According to federal court documents, Hayden was in violation of two conditions of his probation – that he work regularly at lawful employment, and that he stay away from excessive use of alcohol and illegal drugs.
Hayden skipped his court appearance and on April 4, a warrant was issued for his arrest, according to federal court records.
He was serving a five-year period of supervised release after he was released from federal prison, sentenced to five years in 2009 for carrying a firearm during or in relation to a drug trafficking crime. Hayden died early Tuesday after he was shot by Fort Wayne police. Officials said Hayden shot a U.S. marshal.

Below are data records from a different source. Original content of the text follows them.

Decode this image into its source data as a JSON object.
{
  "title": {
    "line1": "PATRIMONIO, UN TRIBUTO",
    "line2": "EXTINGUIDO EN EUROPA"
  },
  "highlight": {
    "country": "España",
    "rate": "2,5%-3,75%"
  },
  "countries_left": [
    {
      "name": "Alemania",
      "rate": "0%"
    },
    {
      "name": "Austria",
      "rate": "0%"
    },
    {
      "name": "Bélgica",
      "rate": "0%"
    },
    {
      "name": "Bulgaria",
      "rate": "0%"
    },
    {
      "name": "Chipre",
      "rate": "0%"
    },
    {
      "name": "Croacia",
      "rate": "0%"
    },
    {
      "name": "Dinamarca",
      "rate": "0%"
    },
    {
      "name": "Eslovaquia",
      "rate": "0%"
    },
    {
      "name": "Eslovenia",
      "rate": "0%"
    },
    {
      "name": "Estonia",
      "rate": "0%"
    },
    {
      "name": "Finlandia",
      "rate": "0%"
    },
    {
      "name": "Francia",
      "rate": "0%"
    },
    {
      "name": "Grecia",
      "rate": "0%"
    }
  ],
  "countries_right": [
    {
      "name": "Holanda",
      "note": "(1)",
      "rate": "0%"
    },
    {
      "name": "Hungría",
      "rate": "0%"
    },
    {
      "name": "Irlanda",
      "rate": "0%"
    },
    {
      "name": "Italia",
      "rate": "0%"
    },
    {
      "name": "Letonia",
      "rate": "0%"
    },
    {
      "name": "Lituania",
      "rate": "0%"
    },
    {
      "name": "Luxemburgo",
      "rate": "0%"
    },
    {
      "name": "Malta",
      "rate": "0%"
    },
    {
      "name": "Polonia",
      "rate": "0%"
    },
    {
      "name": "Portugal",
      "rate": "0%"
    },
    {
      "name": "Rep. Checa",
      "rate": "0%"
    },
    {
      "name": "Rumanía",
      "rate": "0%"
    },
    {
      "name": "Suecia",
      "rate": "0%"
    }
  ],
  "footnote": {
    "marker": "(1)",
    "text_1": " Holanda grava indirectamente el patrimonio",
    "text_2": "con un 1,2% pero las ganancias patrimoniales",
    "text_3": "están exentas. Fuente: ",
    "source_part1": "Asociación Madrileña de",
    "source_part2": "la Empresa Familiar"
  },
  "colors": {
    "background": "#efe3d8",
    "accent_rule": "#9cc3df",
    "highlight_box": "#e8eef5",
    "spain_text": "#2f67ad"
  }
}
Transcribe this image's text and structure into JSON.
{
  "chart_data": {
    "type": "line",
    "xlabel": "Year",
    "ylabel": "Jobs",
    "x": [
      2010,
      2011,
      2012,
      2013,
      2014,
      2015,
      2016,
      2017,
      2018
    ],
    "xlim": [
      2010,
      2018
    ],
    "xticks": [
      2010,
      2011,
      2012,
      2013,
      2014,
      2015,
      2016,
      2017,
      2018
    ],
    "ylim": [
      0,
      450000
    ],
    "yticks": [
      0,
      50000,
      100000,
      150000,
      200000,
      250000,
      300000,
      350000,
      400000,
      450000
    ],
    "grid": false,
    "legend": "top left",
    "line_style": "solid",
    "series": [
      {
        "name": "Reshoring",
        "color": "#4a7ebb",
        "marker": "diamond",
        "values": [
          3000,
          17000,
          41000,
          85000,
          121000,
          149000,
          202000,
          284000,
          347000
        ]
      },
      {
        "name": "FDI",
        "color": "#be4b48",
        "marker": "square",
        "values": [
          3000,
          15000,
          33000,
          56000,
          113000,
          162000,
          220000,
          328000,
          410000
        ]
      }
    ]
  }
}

In June 2007, Fort Wayne police officers stopped Hayden on the street to question him about his role in an armed robbery.
According to court documents, Hayden, also known as "AWOL," and a juvenile robbed a woman, at gunpoint, of $400 and then fled. She identified Hayden as the robber to police.
When police approached Hayden in June 2007, they knew he was identified in the police computer system as someone who resists police, was considered armed and had made threats to shoot police officers, according to court documents.
Police records indicated Hayden had been a suspect in several shootings, one of them fatal, and he also threatened to shoot another person, according to court documents.
When the officers patted him down to search him, they found a plastic bag containing 40 grams of marijuana and a 9 mm semiautomatic handgun, according to court documents.
Police eventually arrested Hayden on the robbery charge, but he was acquitted by an Allen Superior Court jury in September 2007.
But based on the gun and the drugs a federal grand jury in June 2007 indicted Hayden on three counts – possession with intent to distribute marijuana, carrying a firearm during or in relation to a drug trafficking crime and possession of a firearm by a person convicted of a misdemeanor, specifically domestic battery in April 2005, according to court documents.
He pleaded guilty to the second charge in November 2008 and was sentenced in March 2009. Hayden had remained in the custody of the U.S. Marshals since his arrest because of his criminal history, a failure to appear in court as ordered and a record of probation violations, according to court documents.
It is unclear, according to federal records, when Hayden was released from the U.S. Bureau of Prisons, but in March, federal probation officers filed a request to have his release revoked.
Hayden was never charged with shooting anyone, in federal or state court, according to records.